# Clausing 5912 12" x 36" metal lathe 5900 59xx series - $1500 (Bieber)



## MrWhoopee (Apr 5, 2018)

https://redding.craigslist.org/tls/d/clausingmetal-lathexx-series/6537688456.html


----------



## chips&more (Apr 5, 2018)

It's also on fleabay. Sounds like a big project!


----------



## MAKEITOUTOFWOOD (Apr 5, 2018)

He cut the original variable speed boss off the top of the lathe?


----------



## MrWhoopee (Apr 5, 2018)

MAKEITOUTOFWOOD said:


> He cut the original variable speed boss off the top of the lathe?


Yeah, looks like a nightmare to me. Would be a decent buy before he started the "upgrade".


----------



## chips&more (Apr 5, 2018)

MAKEITOUTOFWOOD said:


> He cut the original variable speed boss off the top of the lathe?

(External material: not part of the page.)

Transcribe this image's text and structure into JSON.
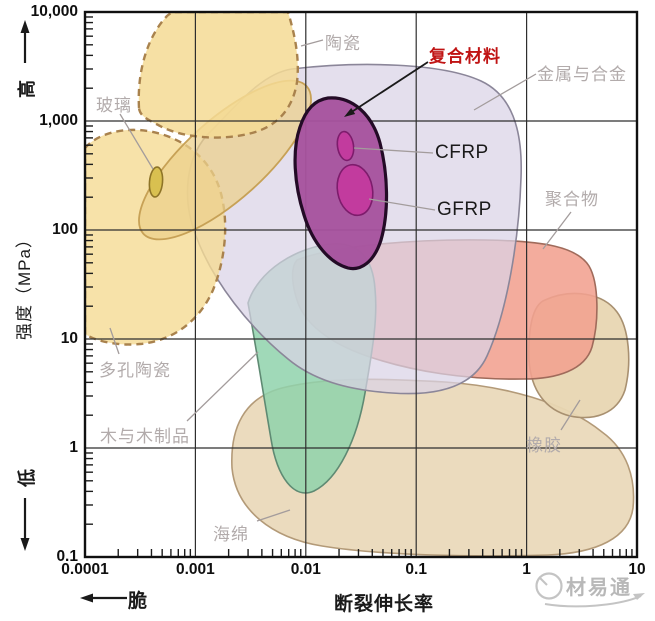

That could have made a nice mount for a VFD control box.


----------



## MrWhoopee (Apr 5, 2018)

Much like my approach to upgrades on my '63 VW Crewcab, I'm always looking for an approach that does not compromise the originality or prevent the next owner from doing a completely stock restoration. I'm just the current care-taker, there will be others after me.


----------